For a graph built with Minigraph-Cactus, is there any way to determine which portions of a non-reference path wouldn't be able to be surjected to the primary reference coordinate system?
As a theoretical example, if I were to take short reads (150-bp, paired, with zero errors) generated from one of the assemblies included in the graph as a non-reference path, align them to the graph with vg giraffe and output a BAM file in the coordinate system of the primary reference, some sites will inevitably be missing (e.g., because the non-reference path includes a sufficiently large alternate allele at a locus). Is there a way to identify such non-surjectable sites in both the primary reference and non-reference paths with respect to one another, just from the graph, rather than proceeding through alignment and variant calling?
thanks! I have used
odgi pav
, but didn't think of it as a potential solution here. If I were to use that, I think what I would be looking for is missing sequence in the primary reference relative to each path, and I haven't had much luck setting a non-reference path as a reference for that purpose.
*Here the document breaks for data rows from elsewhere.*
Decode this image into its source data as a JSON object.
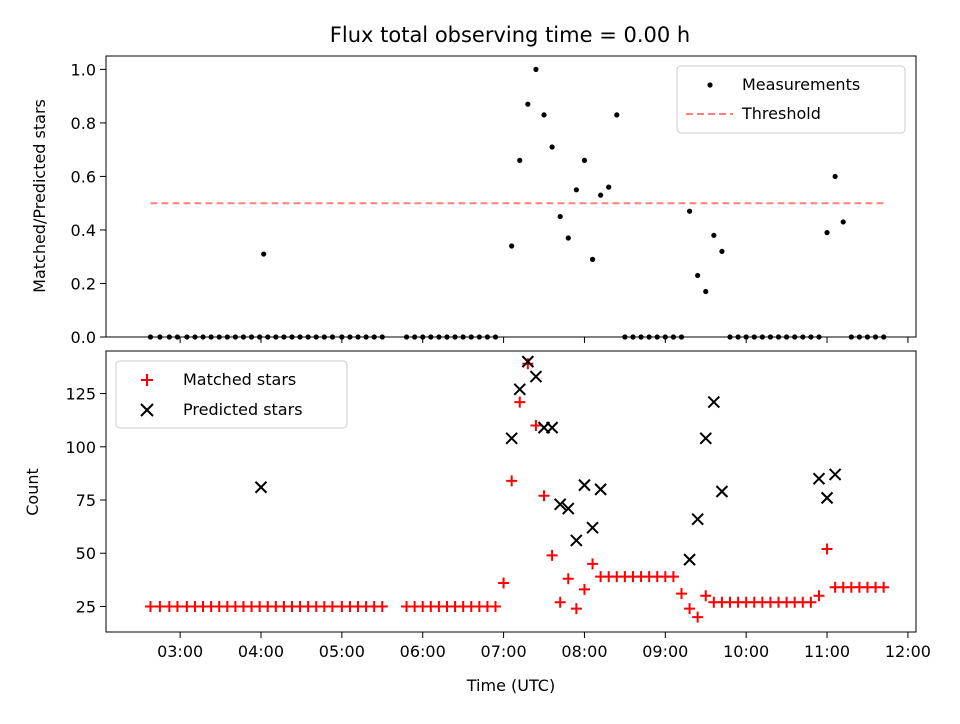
{
  "chart_data": [
    {
      "type": "scatter",
      "title": "Flux total observing time = 0.00 h",
      "ylabel": "Matched/Predicted stars",
      "xlabel": "",
      "xlim": [
        "02:05",
        "12:06"
      ],
      "ylim": [
        0,
        1.05
      ],
      "yticks": [
        "0.0",
        "0.2",
        "0.4",
        "0.6",
        "0.8",
        "1.0"
      ],
      "legend_position": "top-right",
      "series": [
        {
          "name": "Measurements",
          "marker": "dot",
          "color": "#000000",
          "x": [
            "02:38",
            "02:45",
            "02:52",
            "02:58",
            "03:05",
            "03:11",
            "03:17",
            "03:23",
            "03:29",
            "03:35",
            "03:41",
            "03:47",
            "03:53",
            "03:59",
            "04:02",
            "04:05",
            "04:11",
            "04:17",
            "04:23",
            "04:29",
            "04:35",
            "04:41",
            "04:47",
            "04:53",
            "05:00",
            "05:06",
            "05:12",
            "05:18",
            "05:24",
            "05:30",
            "05:48",
            "05:54",
            "06:00",
            "06:06",
            "06:12",
            "06:18",
            "06:24",
            "06:30",
            "06:36",
            "06:42",
            "06:48",
            "06:54",
            "07:06",
            "07:12",
            "07:18",
            "07:24",
            "07:30",
            "07:36",
            "07:42",
            "07:48",
            "07:54",
            "08:00",
            "08:06",
            "08:12",
            "08:18",
            "08:24",
            "08:30",
            "08:36",
            "08:42",
            "08:48",
            "08:54",
            "09:00",
            "09:06",
            "09:12",
            "09:18",
            "09:24",
            "09:30",
            "09:36",
            "09:42",
            "09:48",
            "09:54",
            "10:00",
            "10:06",
            "10:12",
            "10:18",
            "10:24",
            "10:30",
            "10:36",
            "10:42",
            "10:48",
            "10:54",
            "11:00",
            "11:06",
            "11:12",
            "11:18",
            "11:24",
            "11:30",
            "11:36",
            "11:42"
          ],
          "y": [
            0,
            0,
            0,
            0,
            0,
            0,
            0,
            0,
            0,
            0,
            0,
            0,
            0,
            0,
            0.31,
            0,
            0,
            0,
            0,
            0,
            0,
            0,
            0,
            0,
            0,
            0,
            0,
            0,
            0,
            0,
            0,
            0,
            0,
            0,
            0,
            0,
            0,
            0,
            0,
            0,
            0,
            0,
            0.34,
            0.66,
            0.87,
            1.0,
            0.83,
            0.71,
            0.45,
            0.37,
            0.55,
            0.66,
            0.29,
            0.53,
            0.56,
            0.83,
            0,
            0,
            0,
            0,
            0,
            0,
            0,
            0,
            0.47,
            0.23,
            0.17,
            0.38,
            0.32,
            0,
            0,
            0,
            0,
            0,
            0,
            0,
            0,
            0,
            0,
            0,
            0,
            0.39,
            0.6,
            0.43,
            0,
            0,
            0,
            0,
            0
          ]
        },
        {
          "name": "Threshold",
          "line": "dashed",
          "color": "#ff7f7f",
          "x": [
            "02:38",
            "11:42"
          ],
          "y": [
            0.5,
            0.5
          ]
        }
      ]
    },
    {
      "type": "scatter",
      "title": "",
      "ylabel": "Count",
      "xlabel": "Time (UTC)",
      "xlim": [
        "02:05",
        "12:06"
      ],
      "ylim": [
        13,
        145
      ],
      "yticks": [
        "25",
        "50",
        "75",
        "100",
        "125"
      ],
      "xticks": [
        "03:00",
        "04:00",
        "05:00",
        "06:00",
        "07:00",
        "08:00",
        "09:00",
        "10:00",
        "11:00",
        "12:00"
      ],
      "legend_position": "top-left",
      "series": [
        {
          "name": "Matched stars",
          "marker": "plus",
          "color": "#ff0000",
          "x": [
            "02:38",
            "02:45",
            "02:52",
            "02:58",
            "03:05",
            "03:11",
            "03:17",
            "03:23",
            "03:29",
            "03:35",
            "03:41",
            "03:47",
            "03:53",
            "03:59",
            "04:05",
            "04:11",
            "04:17",
            "04:23",
            "04:29",
            "04:35",
            "04:41",
            "04:47",
            "04:53",
            "05:00",
            "05:06",
            "05:12",
            "05:18",
            "05:24",
            "05:30",
            "05:48",
            "05:54",
            "06:00",
            "06:06",
            "06:12",
            "06:18",
            "06:24",
            "06:30",
            "06:36",
            "06:42",
            "06:48",
            "06:54",
            "07:00",
            "07:06",
            "07:12",
            "07:18",
            "07:24",
            "07:30",
            "07:36",
            "07:42",
            "07:48",
            "07:54",
            "08:00",
            "08:06",
            "08:12",
            "08:18",
            "08:24",
            "08:30",
            "08:36",
            "08:42",
            "08:48",
            "08:54",
            "09:00",
            "09:06",
            "09:12",
            "09:18",
            "09:24",
            "09:30",
            "09:36",
            "09:42",
            "09:48",
            "09:54",
            "10:00",
            "10:06",
            "10:12",
            "10:18",
            "10:24",
            "10:30",
            "10:36",
            "10:42",
            "10:48",
            "10:54",
            "11:00",
            "11:06",
            "11:12",
            "11:18",
            "11:24",
            "11:30",
            "11:36",
            "11:42"
          ],
          "y": [
            25,
            25,
            25,
            25,
            25,
            25,
            25,
            25,
            25,
            25,
            25,
            25,
            25,
            25,
            25,
            25,
            25,
            25,
            25,
            25,
            25,
            25,
            25,
            25,
            25,
            25,
            25,
            25,
            25,
            25,
            25,
            25,
            25,
            25,
            25,
            25,
            25,
            25,
            25,
            25,
            25,
            36,
            84,
            121,
            139,
            110,
            77,
            49,
            27,
            38,
            24,
            33,
            45,
            39,
            39,
            39,
            39,
            39,
            39,
            39,
            39,
            39,
            39,
            31,
            24,
            20,
            30,
            27,
            27,
            27,
            27,
            27,
            27,
            27,
            27,
            27,
            27,
            27,
            27,
            27,
            30,
            52,
            34,
            34,
            34,
            34,
            34,
            34,
            34
          ]
        },
        {
          "name": "Predicted stars",
          "marker": "x",
          "color": "#000000",
          "x": [
            "04:00",
            "07:06",
            "07:12",
            "07:18",
            "07:24",
            "07:30",
            "07:36",
            "07:42",
            "07:48",
            "07:54",
            "08:00",
            "08:06",
            "08:12",
            "09:18",
            "09:24",
            "09:30",
            "09:36",
            "09:42",
            "10:54",
            "11:00",
            "11:06"
          ],
          "y": [
            81,
            104,
            127,
            140,
            133,
            109,
            109,
            73,
            71,
            56,
            82,
            62,
            80,
            47,
            66,
            104,
            121,
            79,
            85,
            76,
            87
          ]
        }
      ]
    }
  ]
}
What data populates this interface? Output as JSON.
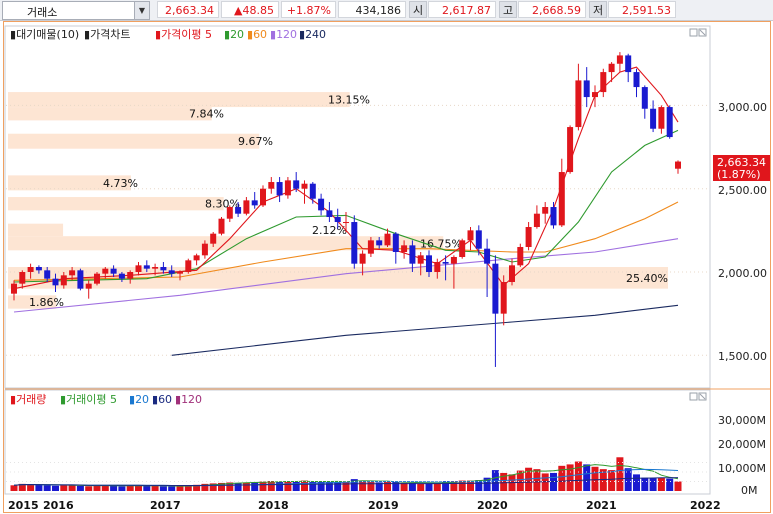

I'm also interested in a genome-wide estimate of these types of variants, and I'm not sure that this approach would be efficient for that? (I am working with pretty large and often messy plant genomes.)Maybe what I'm actually looking for are nodes that are not traversed by the primary reference and that are of sufficient length that surjection for the purpose of calling SNPs would not work. When I call SNPs/MNVs/INDELs from graph-aligned reads, I surject to the primary reference and keep called variants <50 bp, because in theory, variants >=50 bp are caught by
vg call
in a separate process. So nodes >=50 bp in length that would be fully covered by reads (i.e., that entire variant is present in the reseq sample) would produce non-surjectable alignments? Am I thinking about that correctly?